A advogada cita uma declaração da ministra Nancy Andrighi, do Superior Tribunal de Justiça (STJ), quando decidiu que era possível reparação por danos morais por abandono afetivo: “Amar é faculdade, cuidar é dever”. “O que observamos é muitos homens dizendo para as mães que se elas forçarem o convívio será pior, pois não sentem nada pelos filhos. Mas nós não estamos pautando o amor entre pais e filhos. Estamos pautando o cuidado, o dever de zelo”, assevera. Ela complementa uma realidade da maternidade: “Algumas mães admitem não amar os filhos, mas não se esquivam do dever de cuidar, o que é permitido aos homens pela sociedade”. A advogada acrescenta que o Judiciário brasileiro, de forma geral, já tem entendido que cabe a reparação por abandono afetivo, arbitrando, muitas vezes, indenizações que variam entre R$ 150 mil e R$ 200 mil, com custeio de tratamentos psicológicos diante dos danos causados.
MÃES PODEM SER INDENIZADAS?
Para Mariana Regis, sim. “A conduta negligente dos homens afeta também a vida das mães, sem dúvidas”, frisa. “O Direito Civil nos diz que o dano deve ser descrito em sua total extensão. Quando a gente pleiteia reparação por danos morais, pleiteamos por todos os danos causados àquela família”, explica. “É uma discussão que nós, advogada feministas, estamos tendo, da possibilidade de provocar o Judiciário para responsabilizar esses pais pelos danos causados à vida dessas mães, e não são poucos os danos”, reforça.

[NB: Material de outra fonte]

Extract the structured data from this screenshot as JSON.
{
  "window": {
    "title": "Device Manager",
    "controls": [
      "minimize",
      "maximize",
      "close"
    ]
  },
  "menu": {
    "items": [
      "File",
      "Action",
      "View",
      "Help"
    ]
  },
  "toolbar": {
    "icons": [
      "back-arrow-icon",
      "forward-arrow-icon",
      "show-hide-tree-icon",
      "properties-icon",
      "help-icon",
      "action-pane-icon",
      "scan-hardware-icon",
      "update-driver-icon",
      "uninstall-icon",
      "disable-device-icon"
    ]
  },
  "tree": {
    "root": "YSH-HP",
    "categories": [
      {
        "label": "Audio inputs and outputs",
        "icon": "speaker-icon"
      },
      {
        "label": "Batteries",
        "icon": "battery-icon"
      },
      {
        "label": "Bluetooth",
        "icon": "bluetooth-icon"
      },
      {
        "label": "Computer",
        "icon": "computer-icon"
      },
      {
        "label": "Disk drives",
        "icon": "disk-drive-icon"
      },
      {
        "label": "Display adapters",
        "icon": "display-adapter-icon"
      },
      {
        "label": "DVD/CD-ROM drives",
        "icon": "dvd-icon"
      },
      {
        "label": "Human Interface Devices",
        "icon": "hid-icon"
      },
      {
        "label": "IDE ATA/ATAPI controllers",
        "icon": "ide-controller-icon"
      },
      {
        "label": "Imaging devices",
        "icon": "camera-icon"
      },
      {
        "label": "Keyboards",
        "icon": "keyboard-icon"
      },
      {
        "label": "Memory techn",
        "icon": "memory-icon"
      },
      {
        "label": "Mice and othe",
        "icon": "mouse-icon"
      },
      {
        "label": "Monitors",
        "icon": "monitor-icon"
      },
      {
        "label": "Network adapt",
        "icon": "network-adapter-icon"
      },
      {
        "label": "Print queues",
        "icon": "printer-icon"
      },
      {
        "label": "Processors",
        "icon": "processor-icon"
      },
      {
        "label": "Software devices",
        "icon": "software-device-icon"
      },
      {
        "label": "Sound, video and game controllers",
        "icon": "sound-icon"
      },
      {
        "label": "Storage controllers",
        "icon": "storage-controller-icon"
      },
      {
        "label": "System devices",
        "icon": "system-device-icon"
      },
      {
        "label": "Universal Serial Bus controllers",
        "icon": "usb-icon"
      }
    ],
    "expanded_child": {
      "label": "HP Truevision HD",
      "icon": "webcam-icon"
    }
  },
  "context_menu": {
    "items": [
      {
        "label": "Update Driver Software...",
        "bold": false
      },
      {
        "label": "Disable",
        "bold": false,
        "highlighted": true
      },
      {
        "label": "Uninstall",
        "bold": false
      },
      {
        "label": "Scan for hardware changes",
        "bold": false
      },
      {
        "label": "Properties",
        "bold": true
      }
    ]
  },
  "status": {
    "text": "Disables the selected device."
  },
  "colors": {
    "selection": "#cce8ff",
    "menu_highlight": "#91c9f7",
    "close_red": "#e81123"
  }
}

“A sociedade sempre culpa a mãe pela gravidez, pela escolha do pai para o filho. Mas o único responsável por isso é o homem. Quantas mulheres não sofrem ao verem seus filhos sofrendo pela ausência do pai? Muitas mulheres me confidenciam que ligam para os pais e mentem para os filhos falando que foram eles que ligaram para verem as crias felizes. Mas é mentira, pois o pai nunca ligou, sempre esquece do aniversário da criança, diz que vai ligar no dia para dar parabéns, e mesmo sendo avisado com antecedência, não o faz. Isso gera um dano para esta mãe”, afirma.
A advogada declara que muitas mulheres estão recorrendo à terapia para lidar com esse sofrimento. “É uma devastação. Eles deixam um rastro de sofrimento, não só na criança, mas nas mães também. Ela é, no mínimo, testemunha do sofrimento do filho, sem falar do impacto financeiro”, destaca. O sofrimento também é estendido aos avós. “Se essa mulher tem uma família afetuosa, uma rede de apoio, essa família sofre junto também. Muitas avós também relatam o quanto estão tristes com o abandono, que se sentem adoecidas, perdendo noites com tamanho sofrimento”, diz Mariana Regis.

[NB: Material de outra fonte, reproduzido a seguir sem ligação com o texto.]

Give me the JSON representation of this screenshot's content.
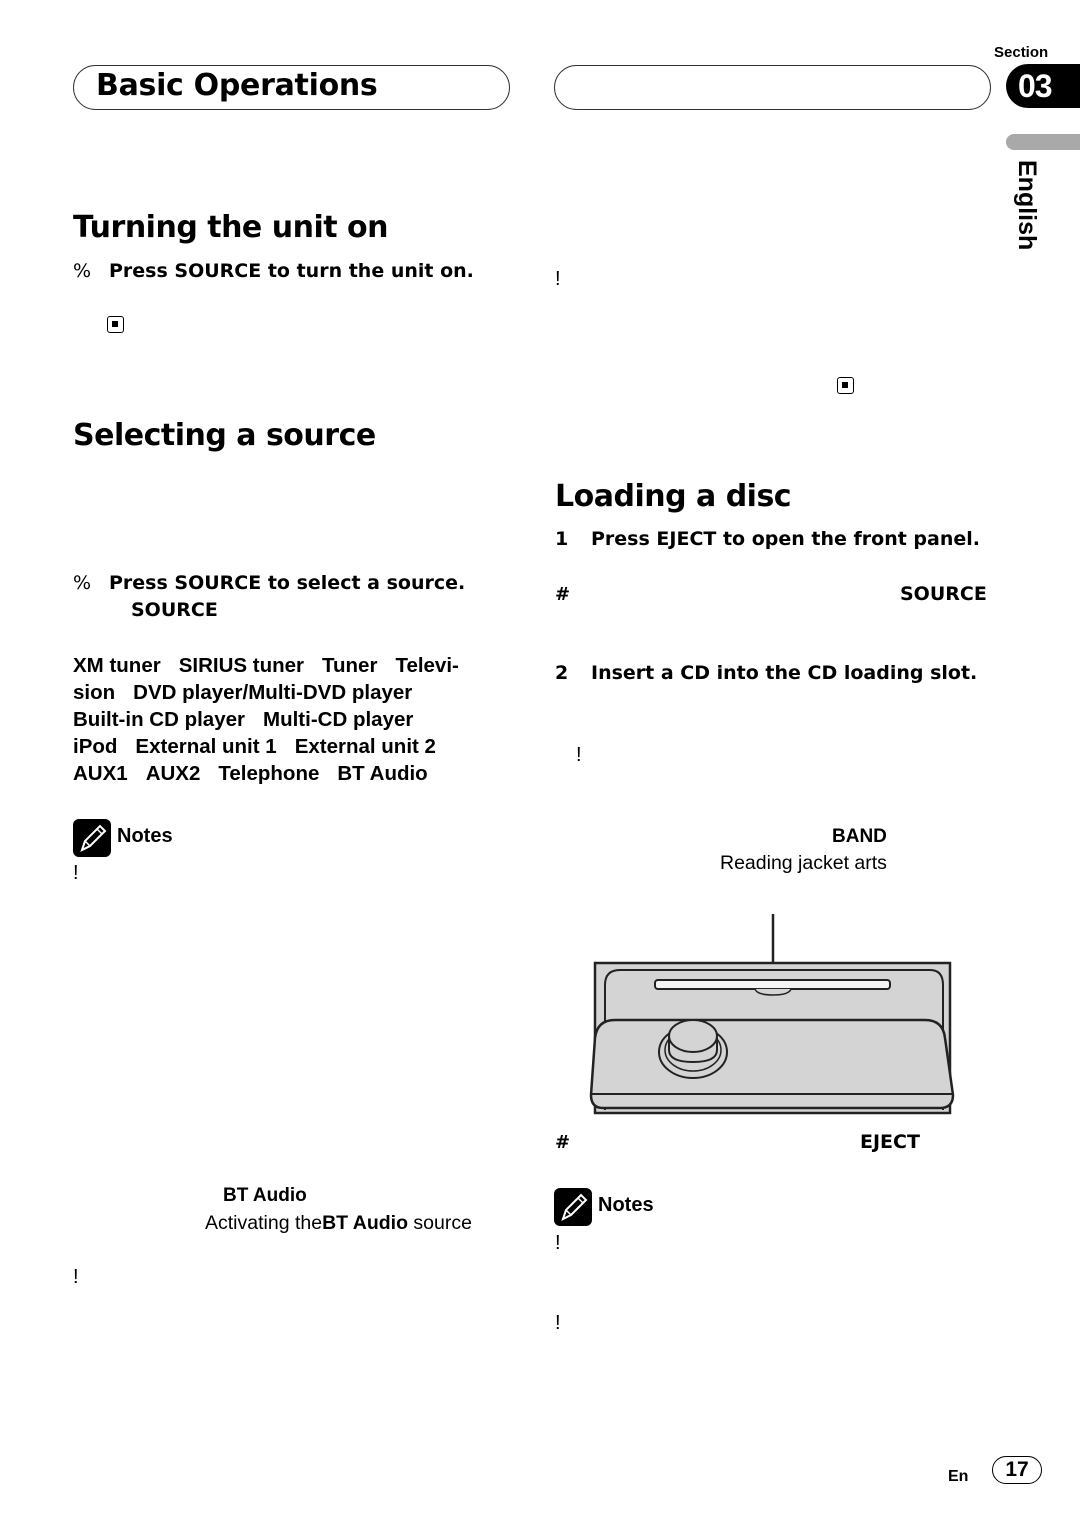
{
  "header": {
    "chapter_title": "Basic Operations",
    "section_label": "Section",
    "section_number": "03",
    "language_tab": "English"
  },
  "left_column": {
    "turning_on": {
      "heading": "Turning the unit on",
      "step_marker": "%",
      "step_text": "Press SOURCE to turn the unit on."
    },
    "selecting_source": {
      "heading": "Selecting a source",
      "step_marker": "%",
      "step_text": "Press SOURCE to select a source.",
      "step_sub": "SOURCE",
      "sources": [
        "XM tuner",
        "SIRIUS tuner",
        "Tuner",
        "Televi-",
        "sion",
        "DVD player/Multi-DVD player",
        "Built-in CD player",
        "Multi-CD player",
        "iPod",
        "External unit 1",
        "External unit 2",
        "AUX1",
        "AUX2",
        "Telephone",
        "BT Audio"
      ]
    },
    "notes": {
      "label": "Notes",
      "bullet1": "!",
      "ref_bold": "BT Audio",
      "ref_prefix": "Activating the",
      "ref_bold2": "BT Audio",
      "ref_suffix": "source",
      "bullet2": "!"
    }
  },
  "right_column": {
    "top_bullet": "!",
    "loading_disc": {
      "heading": "Loading a disc",
      "step1_num": "1",
      "step1_text": "Press EJECT to open the front panel.",
      "hash1": "#",
      "hash1_keyword": "SOURCE",
      "step2_num": "2",
      "step2_text": "Insert a CD into the CD loading slot.",
      "bullet": "!",
      "band_keyword": "BAND",
      "ref_text": "Reading jacket arts",
      "hash2": "#",
      "hash2_keyword": "EJECT"
    },
    "notes": {
      "label": "Notes",
      "bullet1": "!",
      "bullet2": "!"
    }
  },
  "footer": {
    "lang": "En",
    "page_number": "17"
  },
  "colors": {
    "panel_fill": "#d4d4d4",
    "language_bar": "#a9a9a9"
  }
}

Mas se essa mulher não tem um apoio familiar, ela é ainda mais culpabilizada com acusações da família de que não soube escolher o pai dos filhos, ainda sofre quando há dependência financeira dos familiares. Todas essas situações contribuem para o seu adoecimento. Além do que, sempre há acusações de que as mulheres são “doidas, oportunistas e interesseiras” em toda disputa de alimentos e cuidado.

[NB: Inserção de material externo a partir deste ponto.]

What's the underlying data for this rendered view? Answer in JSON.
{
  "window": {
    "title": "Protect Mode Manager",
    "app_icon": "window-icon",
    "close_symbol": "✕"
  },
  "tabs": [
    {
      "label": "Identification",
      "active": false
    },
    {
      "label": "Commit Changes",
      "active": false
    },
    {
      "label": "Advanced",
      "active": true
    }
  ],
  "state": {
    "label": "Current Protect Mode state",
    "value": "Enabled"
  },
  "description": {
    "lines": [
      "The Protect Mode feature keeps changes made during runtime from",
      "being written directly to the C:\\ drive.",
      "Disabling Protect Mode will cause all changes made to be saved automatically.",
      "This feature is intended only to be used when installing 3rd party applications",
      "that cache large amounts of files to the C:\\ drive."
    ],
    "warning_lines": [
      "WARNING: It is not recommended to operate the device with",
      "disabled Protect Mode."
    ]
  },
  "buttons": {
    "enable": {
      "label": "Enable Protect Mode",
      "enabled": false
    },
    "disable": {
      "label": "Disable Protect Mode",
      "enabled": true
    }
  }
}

Para além deste sofrimento, Mariana, que sempre circula pelos corredores dos fóruns com processos debaixo dos braços, diz que o Poder Judiciário também faz com que esta mulher desista da busca pelo direito dos próprios filhos diante da burocracia e do cansaço processual. “Os pais podem pagar multas astreintes a cada vez que não aparecem, quando não cumprem os acordos de cuidados do filho. Mas a cada vez que ele falha, essa mulher se vê indo até o Judiciário cobrar essa multa. E nós, que advogamos na Bahia, sabemos bem a realidade do Judiciário baiano, ainda mais agora na pandemia”, contextualiza. “É uma carga mental enorme, e essas mulheres precisam escolher suas batalhas”, lamenta. Por isso, sempre que possível, Mariana Regis orienta a busca de um acordo amigável entre as partes, para evitar a via crucis do Judiciário.